Environment Preparation

pip install vllm==0.11.0

Run Inference:

Here is the example to deploy the model with multiple GPU nodes, where the master node IP is ${MASTER_IP}, server port is ${PORT} and the path of model is ${MODEL_PATH}:

# step 1. start ray on all nodes

# step 2. start vllm server only on node 0:
vllm serve $MODEL_PATH --port $PORT --served-model-name my_model --trust-remote-code --tensor-parallel-size 8 --pipeline-parallel-size 4 --gpu-memory-utilization 0.85

# This is only an example, please adjust arguments according to your actual environment.

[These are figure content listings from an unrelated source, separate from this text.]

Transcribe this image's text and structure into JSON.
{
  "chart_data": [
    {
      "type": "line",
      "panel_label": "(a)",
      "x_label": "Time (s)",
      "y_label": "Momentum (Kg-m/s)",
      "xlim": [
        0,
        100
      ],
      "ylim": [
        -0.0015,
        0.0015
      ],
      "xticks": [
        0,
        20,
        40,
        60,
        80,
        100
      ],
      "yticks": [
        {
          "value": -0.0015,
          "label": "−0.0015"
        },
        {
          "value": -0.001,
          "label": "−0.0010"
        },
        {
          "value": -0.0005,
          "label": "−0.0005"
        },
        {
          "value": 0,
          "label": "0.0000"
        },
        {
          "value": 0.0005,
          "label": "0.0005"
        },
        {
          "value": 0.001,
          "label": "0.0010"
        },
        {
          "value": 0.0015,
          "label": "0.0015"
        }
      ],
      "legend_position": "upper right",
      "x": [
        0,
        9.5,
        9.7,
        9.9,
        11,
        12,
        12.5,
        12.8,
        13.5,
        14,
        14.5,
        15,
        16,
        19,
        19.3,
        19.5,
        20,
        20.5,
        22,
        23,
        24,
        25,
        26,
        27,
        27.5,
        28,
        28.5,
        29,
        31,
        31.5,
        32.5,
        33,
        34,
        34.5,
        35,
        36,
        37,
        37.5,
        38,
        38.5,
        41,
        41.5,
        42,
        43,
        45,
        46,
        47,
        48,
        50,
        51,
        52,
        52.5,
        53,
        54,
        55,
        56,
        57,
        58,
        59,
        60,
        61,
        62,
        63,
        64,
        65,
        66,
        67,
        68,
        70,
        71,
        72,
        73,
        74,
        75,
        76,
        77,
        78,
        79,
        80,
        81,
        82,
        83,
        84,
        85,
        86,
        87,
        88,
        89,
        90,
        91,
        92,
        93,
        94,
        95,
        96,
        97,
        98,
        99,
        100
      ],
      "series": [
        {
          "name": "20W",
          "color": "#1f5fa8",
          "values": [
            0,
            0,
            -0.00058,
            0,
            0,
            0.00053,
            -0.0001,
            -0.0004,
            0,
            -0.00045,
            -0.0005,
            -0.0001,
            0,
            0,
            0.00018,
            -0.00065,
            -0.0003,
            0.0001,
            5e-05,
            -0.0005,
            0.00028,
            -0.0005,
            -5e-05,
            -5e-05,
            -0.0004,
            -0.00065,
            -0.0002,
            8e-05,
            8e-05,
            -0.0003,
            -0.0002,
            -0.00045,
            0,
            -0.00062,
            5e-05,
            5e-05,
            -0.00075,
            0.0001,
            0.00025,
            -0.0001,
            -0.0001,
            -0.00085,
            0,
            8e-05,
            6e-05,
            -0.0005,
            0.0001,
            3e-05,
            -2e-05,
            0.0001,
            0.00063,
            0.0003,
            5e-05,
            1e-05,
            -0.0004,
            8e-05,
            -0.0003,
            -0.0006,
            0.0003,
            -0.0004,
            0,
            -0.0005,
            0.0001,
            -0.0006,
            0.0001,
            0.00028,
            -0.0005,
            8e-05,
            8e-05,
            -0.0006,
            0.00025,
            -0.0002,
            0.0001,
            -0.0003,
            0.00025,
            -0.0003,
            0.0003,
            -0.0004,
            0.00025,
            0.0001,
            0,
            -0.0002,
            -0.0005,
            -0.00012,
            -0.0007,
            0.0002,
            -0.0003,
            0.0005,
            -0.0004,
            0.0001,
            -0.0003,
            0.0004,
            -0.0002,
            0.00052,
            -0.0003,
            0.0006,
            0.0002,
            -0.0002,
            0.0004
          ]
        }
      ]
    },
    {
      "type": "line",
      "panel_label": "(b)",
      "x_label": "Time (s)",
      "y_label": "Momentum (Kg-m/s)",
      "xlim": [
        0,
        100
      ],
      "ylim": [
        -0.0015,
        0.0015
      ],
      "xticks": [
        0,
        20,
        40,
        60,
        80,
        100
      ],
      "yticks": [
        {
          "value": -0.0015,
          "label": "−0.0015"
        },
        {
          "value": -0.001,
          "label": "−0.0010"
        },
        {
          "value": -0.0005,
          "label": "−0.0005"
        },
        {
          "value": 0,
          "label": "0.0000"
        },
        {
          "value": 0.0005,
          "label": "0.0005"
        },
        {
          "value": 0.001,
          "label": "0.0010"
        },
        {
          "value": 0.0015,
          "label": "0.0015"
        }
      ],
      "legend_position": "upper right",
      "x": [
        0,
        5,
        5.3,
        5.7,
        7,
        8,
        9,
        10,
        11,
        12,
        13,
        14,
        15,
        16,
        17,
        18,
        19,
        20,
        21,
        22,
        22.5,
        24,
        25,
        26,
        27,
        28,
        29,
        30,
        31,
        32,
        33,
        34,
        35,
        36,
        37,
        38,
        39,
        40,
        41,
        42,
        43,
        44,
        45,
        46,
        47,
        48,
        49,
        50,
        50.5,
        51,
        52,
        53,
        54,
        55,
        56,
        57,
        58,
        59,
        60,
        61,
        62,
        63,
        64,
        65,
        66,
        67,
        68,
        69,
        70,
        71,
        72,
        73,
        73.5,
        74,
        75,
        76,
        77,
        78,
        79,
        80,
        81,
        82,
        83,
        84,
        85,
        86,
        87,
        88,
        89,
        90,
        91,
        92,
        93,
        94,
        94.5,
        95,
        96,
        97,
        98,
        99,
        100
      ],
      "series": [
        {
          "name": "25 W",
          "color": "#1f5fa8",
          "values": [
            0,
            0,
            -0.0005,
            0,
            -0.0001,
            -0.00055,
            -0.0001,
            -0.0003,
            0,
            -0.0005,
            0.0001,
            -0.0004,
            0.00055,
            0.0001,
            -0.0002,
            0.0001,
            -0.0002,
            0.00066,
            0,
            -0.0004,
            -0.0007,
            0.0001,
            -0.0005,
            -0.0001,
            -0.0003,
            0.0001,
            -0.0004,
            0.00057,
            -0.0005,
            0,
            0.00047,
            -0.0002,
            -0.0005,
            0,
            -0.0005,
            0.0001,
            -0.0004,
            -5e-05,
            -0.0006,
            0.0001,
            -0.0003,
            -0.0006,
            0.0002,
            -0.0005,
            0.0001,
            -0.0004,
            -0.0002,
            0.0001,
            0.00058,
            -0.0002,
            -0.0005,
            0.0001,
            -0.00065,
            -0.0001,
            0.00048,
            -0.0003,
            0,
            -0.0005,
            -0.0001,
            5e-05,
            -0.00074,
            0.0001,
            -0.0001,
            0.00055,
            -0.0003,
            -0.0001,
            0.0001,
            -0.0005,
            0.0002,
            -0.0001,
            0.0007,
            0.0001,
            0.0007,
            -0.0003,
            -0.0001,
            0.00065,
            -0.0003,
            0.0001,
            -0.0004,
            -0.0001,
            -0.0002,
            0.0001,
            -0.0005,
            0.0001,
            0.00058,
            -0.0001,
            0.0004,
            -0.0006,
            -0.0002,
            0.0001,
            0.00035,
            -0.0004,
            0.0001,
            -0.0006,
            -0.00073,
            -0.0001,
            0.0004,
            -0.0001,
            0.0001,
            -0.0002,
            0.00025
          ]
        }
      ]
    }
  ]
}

To handle long context in vLLM using YaRN, we need to follow these two steps:

Add a rope_scaling field to the model's config.json file, for example:

{
  ...,
  "rope_scaling": {
    "factor": 4.0,
    "original_max_position_embeddings": 32768,
    "type": "yarn"
  }
}

Use an additional parameter --max-model-len to specify the desired maximum context length when starting the vLLM service.

For detailed guidance, please refer to the vLLM instructions.

Limitations & Future Plans

While Ling-1T has made strong progress in efficient reasoning, cross-domain generalization, and training efficiency, several limitations remain:

GQA-based attention: stable for long-context reasoning but relatively costly. Future versions will adopt hybrid attention to improve efficiency.
Limited agentic ability: current model has room to grow in multi-turn interaction, long-term memory, and tool use.
Instruction and identity issues: occasional deviations or role confusion may occur; future updates will enhance alignment and consistency.

The future versions of Ling-1T will continue to evolve in architecture, reasoning, and alignment, advancing the series toward more general intelligence.